Parmi les exceptions au droit d’auteur, il y a notamment, l’exception de coutre citation qui permet de citer un œuvre protégé par le droit d’auteur. Mais Traditionnellement, cette exception n'est pas considérée comme transposable en matière musicale car la source et le nom de l'auteur ne peuvent être mentionnés. La citation peut être justifiée par son caractère polémique, critique, scientifique ou d'information de l'œuvre à laquelle elle est incorporée, ce qui n’est peu concevable en matière musicale. On ne peut donc pas opposer l’exception de citation pour justifier l’utilisation d’une œuvre protégé dans un remix.
La parodie, la caricature ou le pastiche est un moyen d’utiliser une œuvre protégé sans autorisation de son auteur. A condition de poursuive une intention humoristique. Ici on se rapproche d’une exception qui pourrait être valable, car le remix d’une œuvre est parfois fait dans un but humoristique. De même, certains mash-up superposent une bande sonore sur les images d’une bande annonce de film ; ce qui constitue bien une parodie.

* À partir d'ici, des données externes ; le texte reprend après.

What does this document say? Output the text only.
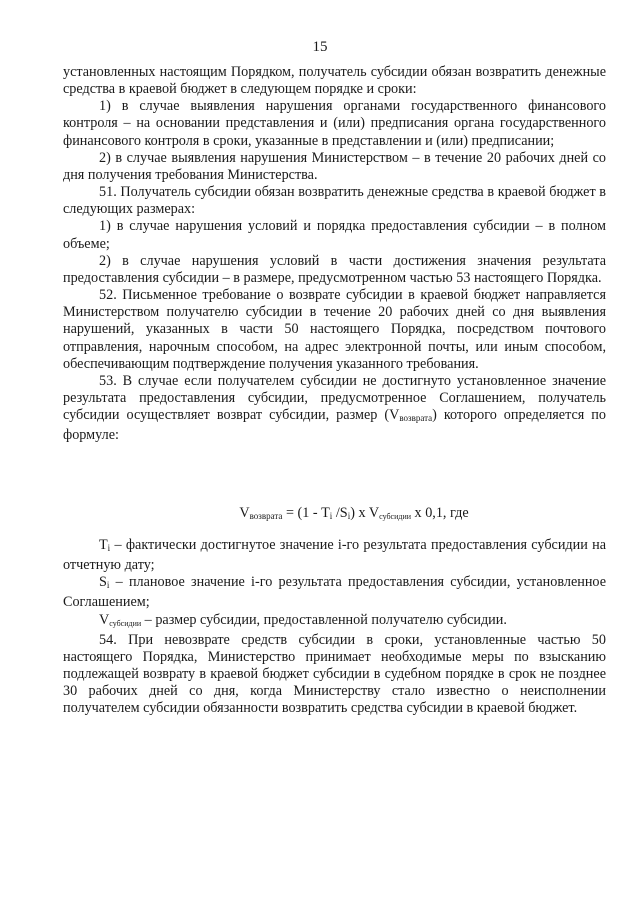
15

установленных настоящим Порядком, получатель субсидии обязан возвратить денежные средства в краевой бюджет в следующем порядке и сроки:

1) в случае выявления нарушения органами государственного финансового контроля – на основании представления и (или) предписания органа государственного финансового контроля в сроки, указанные в представлении и (или) предписании;

2) в случае выявления нарушения Министерством – в течение 20 рабочих дней со дня получения требования Министерства.

51. Получатель субсидии обязан возвратить денежные средства в краевой бюджет в следующих размерах:

1) в случае нарушения условий и порядка предоставления субсидии – в полном объеме;

2) в случае нарушения условий в части достижения значения результата предоставления субсидии – в размере, предусмотренном частью 53 настоящего Порядка.

52. Письменное требование о возврате субсидии в краевой бюджет направляется Министерством получателю субсидии в течение 20 рабочих дней со дня выявления нарушений, указанных в части 50 настоящего Порядка, посредством почтового отправления, нарочным способом, на адрес электронной почты, или иным способом, обеспечивающим подтверждение получения указанного требования.

53. В случае если получателем субсидии не достигнуто установленное значение результата предоставления субсидии, предусмотренное Соглашением, получатель субсидии осуществляет возврат субсидии, размер $(V_{возврата})$ которого определяется по формуле:

$V_{возврата} = (1 - T_i$ $/S_i$) x Vсубсидии x 0,1, где

$T_i$ – фактически достигнутое значение i-го результата предоставления субсидии на отчетную дату;

$S_i$ – плановое значение i-го результата предоставления субсидии, установленное Соглашением;

Vсубсидии – размер субсидии, предоставленной получателю субсидии.

54. При невозврате средств субсидии в сроки, установленные частью 50 настоящего Порядка, Министерство принимает необходимые меры по взысканию подлежащей возврату в краевой бюджет субсидии в судебном порядке в срок не позднее 30 рабочих дней со дня, когда Министерству стало известно о неисполнении получателем субсидии обязанности возвратить средства субсидии в краевой бюджет.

La Commission européenne, dans un livre vert du 16 juillet 2008, consacré au « droit d’auteur dans l’économie de la connaissance », a lancé une consultation portant notamment sur la création d’une nouvelle exception au droit d’auteur permettant l’utilisation de contenu protégé pour créer des œuvres dérivées ou nouvelles. Cette exception, qui serait introduite pour les œuvres dites «transformatives » aurait pour effet de se libérer de l’obligation d’autorisation des auteurs de l’œuvre originaire, mais à condition que le test en trois étapes prévu par la Convention de Berne soit respecté. C'est-à-dire dans « certains cas spéciaux, à condition que de telles reproductions n'entrent pas en conflit avec une exploitation normale de l'œuvre et ne causent pas un préjudice injustifié aux intérêts légitimes de l'auteur ». Mais malgré l’intérêt qu’elle peut susciter, l’introduction d’une telle exception ne paraît pas souhaitable en droit français car elle pourrait porter atteinte aux droits de l’auteur de l’œuvre préexistante.
Remix avec autorisation
L’auteur du remix, pour être dans la légalité doit requérir l’autorisation de l’auteur de l’œuvre d’origine qu’il a choisi d’utiliser ainsi que l’autorisation de l’éditeur musical. Ces autorisations doivent mentionner :
- Les doits cédés (audio et/ou vidéo)
- La durée des droits ainsi que la durée de l’exploitation de ceux-ci
- La destination envisagée de l’œuvre (si c’est pour une intégration de morceaux modifiés dans une œuvre audiovisuel ou dans un album de compilation multi-artistes)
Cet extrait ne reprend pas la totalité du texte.